This happened years back when I was young, naive and spineless.
I worked at a small convenience store on evenings when I was in university. One day I was closing by myself and a few hours into my shift, I went to the washroom and experienced a pain unlike anything I had ever felt (spoiler, it was my first UTI and the worst one I've ever gotten).
Fairly convinced I was dying, I called the owners (husband and wife). The husband picked up and I was already crying. I tried explaining my situation but he got weird real and passed the phone to his wife.
I explained in was in intense pain and asked if I could leave to go to the hospital (asking instead of telling was my first mistake).
She went quiet today and I heard muffled sounds. The husband came back on the phone. “Hi. Yeah. So tonight is a school night, and we can't leave [child] here without a baby-sitter.. and [only other employee] has night classes today”.
I was denied the right to leave or lock up, and had to close as scheduled. I worked the last 4 hours of my shift holding back tears and serving customers with a smile.
At the time, I wasn't thinking how weird it was that both of them needed to be home with their child.
Years later, I'm not thinking about it either. Cause guys, it doesn't fucking matter. It wasn't my problem.
This was an emergency. It you own a business, you assume the risk and take on the responsibility of managing emergencies. You make contingency plans. You hire more than 2 employees, get a babysitter or accept you're gonna have to close for the night.

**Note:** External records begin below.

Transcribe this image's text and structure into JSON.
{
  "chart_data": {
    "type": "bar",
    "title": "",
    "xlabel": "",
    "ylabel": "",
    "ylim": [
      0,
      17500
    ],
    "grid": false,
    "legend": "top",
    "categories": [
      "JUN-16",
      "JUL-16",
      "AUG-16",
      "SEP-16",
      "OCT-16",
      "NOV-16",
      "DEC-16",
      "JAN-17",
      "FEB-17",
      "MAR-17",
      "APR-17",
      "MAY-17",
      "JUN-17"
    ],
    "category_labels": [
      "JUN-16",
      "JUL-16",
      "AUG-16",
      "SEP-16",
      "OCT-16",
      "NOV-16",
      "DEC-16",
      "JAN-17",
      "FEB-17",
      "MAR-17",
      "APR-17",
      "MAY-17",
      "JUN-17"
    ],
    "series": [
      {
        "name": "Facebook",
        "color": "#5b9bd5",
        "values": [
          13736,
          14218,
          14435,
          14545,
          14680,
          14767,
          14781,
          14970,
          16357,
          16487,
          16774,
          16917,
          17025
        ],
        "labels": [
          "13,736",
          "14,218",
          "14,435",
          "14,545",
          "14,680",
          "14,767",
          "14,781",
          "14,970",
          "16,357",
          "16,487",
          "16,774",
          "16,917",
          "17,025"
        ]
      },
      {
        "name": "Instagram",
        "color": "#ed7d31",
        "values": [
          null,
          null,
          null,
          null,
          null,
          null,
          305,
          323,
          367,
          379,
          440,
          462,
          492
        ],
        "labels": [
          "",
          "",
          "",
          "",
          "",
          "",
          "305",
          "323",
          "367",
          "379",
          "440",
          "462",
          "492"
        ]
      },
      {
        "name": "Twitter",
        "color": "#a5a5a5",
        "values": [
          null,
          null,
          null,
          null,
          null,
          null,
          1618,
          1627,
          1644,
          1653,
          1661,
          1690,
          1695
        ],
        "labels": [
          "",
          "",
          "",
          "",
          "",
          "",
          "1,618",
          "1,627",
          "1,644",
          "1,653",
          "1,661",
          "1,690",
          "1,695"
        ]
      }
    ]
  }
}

If you do not share in the profit, you do not take on the weight of your job not being able to replace you.
I think that my first step towards not being such an idiot in my opinions on worker's rights.
Today I work a job with over 60 days of paid sick leave available, and coworkers who jump at the prospect of overtime at time and a half. Very few people don't want to put work into anything. We just don't want to do it if the costs don't outweigh the benefits.
Just a little rant. Keep fighting the good fight.